I’m sure I’ve told this story before, but I think that it is also in the nature of a blog that we can repeat things. Several years ago, during a shuttle ride from an airport to some conference facility, I found myself sitting beside of Donna Miller, a project editor for Linworth Publishing. Out of the conversation that we had, I found myself in a book writing agreement to produce a manuscript about technology in schools.

As I worked on the project, I increasingly came to believe that what I was writing about was not technology, but literacy, the basic skills requires to accomplish goals using information. I was learning, through my research and planning that it was the dramatic changes in the nature of information that is impacting us, more than the dramatic changes in technology. So the project evolved into a literacy book called, “Redefining Literacy for the 21st Century.”

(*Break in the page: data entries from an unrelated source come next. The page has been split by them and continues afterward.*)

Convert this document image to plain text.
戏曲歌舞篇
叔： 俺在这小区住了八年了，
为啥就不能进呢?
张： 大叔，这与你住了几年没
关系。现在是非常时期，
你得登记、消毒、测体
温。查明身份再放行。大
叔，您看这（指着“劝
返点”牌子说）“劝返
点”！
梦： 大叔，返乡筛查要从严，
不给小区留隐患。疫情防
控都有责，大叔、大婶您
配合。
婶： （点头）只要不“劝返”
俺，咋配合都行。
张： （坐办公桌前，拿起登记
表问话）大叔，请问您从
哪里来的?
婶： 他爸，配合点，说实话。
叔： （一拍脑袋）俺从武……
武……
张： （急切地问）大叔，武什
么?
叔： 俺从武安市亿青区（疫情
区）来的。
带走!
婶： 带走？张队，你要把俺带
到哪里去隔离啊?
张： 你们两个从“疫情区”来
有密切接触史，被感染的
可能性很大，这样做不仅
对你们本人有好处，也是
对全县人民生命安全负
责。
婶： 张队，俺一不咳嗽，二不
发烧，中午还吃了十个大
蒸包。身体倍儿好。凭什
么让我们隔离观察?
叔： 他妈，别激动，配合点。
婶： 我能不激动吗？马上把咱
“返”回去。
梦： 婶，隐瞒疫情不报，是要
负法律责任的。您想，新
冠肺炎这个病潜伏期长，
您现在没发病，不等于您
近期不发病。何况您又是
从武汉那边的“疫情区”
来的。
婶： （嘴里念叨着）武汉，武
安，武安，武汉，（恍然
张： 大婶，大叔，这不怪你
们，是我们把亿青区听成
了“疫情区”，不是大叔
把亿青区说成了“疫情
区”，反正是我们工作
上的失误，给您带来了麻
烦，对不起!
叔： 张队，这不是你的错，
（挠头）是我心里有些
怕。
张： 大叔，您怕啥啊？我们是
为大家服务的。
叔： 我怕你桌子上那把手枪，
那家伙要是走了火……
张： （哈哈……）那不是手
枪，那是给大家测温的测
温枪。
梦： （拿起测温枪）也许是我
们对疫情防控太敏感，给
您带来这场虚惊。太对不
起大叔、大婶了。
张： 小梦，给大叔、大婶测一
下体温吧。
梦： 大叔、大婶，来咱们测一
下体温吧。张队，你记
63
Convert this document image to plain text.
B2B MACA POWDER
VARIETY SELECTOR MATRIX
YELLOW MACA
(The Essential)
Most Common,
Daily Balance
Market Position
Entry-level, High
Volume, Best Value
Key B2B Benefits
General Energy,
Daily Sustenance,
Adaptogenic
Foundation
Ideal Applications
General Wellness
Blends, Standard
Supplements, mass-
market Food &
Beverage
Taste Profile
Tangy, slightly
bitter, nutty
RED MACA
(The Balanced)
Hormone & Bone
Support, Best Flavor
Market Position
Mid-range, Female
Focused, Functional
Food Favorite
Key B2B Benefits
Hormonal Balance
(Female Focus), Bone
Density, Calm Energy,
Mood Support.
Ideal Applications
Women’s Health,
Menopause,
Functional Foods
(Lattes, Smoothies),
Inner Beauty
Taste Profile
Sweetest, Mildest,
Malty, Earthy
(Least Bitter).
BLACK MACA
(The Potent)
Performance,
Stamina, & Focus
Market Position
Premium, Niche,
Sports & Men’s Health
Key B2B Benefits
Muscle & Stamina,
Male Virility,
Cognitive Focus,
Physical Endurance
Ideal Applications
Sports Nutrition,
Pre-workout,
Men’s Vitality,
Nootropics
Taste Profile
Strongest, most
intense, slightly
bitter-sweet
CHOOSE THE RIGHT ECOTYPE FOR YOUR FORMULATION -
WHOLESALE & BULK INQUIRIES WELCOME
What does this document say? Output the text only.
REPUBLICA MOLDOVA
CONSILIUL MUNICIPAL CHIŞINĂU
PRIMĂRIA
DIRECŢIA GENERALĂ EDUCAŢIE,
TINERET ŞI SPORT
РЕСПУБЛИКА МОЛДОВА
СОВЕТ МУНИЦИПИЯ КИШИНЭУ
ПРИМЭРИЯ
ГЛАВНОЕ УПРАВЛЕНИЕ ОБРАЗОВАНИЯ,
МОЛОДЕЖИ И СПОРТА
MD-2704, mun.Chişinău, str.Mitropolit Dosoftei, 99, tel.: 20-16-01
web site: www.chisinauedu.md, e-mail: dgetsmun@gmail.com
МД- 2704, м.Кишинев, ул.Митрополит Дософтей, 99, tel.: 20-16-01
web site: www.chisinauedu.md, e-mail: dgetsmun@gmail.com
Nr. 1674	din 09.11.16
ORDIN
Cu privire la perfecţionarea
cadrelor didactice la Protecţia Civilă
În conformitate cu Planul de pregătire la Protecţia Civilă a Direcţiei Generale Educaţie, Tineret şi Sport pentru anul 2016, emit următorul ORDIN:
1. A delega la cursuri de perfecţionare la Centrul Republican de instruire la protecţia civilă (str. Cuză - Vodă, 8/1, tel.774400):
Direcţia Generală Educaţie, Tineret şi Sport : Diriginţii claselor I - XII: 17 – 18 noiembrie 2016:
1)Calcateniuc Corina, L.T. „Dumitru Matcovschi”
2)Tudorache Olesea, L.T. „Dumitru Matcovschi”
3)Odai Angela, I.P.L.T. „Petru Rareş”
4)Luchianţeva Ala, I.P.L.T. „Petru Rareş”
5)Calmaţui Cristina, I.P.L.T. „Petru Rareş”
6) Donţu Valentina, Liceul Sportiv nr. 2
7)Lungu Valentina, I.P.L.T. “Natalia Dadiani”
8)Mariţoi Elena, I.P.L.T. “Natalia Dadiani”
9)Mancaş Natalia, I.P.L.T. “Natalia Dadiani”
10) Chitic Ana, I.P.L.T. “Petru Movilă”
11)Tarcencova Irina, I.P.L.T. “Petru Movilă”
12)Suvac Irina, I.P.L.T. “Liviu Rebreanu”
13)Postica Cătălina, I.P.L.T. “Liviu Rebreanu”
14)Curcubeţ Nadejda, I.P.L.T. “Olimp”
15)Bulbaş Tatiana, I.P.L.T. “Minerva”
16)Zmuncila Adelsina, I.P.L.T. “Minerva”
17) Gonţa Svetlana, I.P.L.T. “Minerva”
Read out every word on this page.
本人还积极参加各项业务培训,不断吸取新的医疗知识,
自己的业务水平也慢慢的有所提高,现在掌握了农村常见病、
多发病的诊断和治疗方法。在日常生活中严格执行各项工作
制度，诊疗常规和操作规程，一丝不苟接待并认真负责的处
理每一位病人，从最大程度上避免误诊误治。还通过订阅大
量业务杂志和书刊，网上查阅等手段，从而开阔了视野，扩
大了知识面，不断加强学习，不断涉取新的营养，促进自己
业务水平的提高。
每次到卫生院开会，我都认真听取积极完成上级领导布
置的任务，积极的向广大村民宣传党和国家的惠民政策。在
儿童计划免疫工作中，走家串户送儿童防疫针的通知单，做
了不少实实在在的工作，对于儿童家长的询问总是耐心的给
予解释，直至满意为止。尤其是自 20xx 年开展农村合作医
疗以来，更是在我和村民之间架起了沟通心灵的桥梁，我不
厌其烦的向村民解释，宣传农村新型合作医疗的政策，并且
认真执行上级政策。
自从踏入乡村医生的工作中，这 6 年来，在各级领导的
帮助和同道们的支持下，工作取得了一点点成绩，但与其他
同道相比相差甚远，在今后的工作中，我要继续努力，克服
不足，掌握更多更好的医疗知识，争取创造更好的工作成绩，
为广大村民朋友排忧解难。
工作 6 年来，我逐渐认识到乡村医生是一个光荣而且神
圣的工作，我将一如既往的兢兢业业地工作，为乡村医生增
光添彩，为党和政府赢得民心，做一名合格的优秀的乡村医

It became obvious to me, as the manuscript grew, that the power of information and the enormous personal power that information skills afford their users, demand considerations that were not so important in a published print information environment, and that these ethical considerations were not being taught as part of standard curriculum in most schools.

I began to write a code of ethics, but quickly realized that I’m not smart enough to do what I wanted to do. So I tried to think of a community of people who were already practicing contemporary literacy. It didn’t take long to realize that one professional community is already Exposing Truth, Employing Information, and Expressing Ideas Compellingly — journalists. Their job is not merely to be able to read, but to find appropriate information, decode it, evaluate its value, organize it, process it, and plan for the most effective format that the message should take.

I suspect that most would agree that journalists should follow a code of ethics, and upon investigation, I found that the Society of Professional Journalists had established a Code of Ethics on their web site that followed, amazingly, the structure that I was presenting to general contemporary literacy. After some correspondence, the association’s executive editor gave me permission to adapt their code of ethics for a document that I could make available to schools.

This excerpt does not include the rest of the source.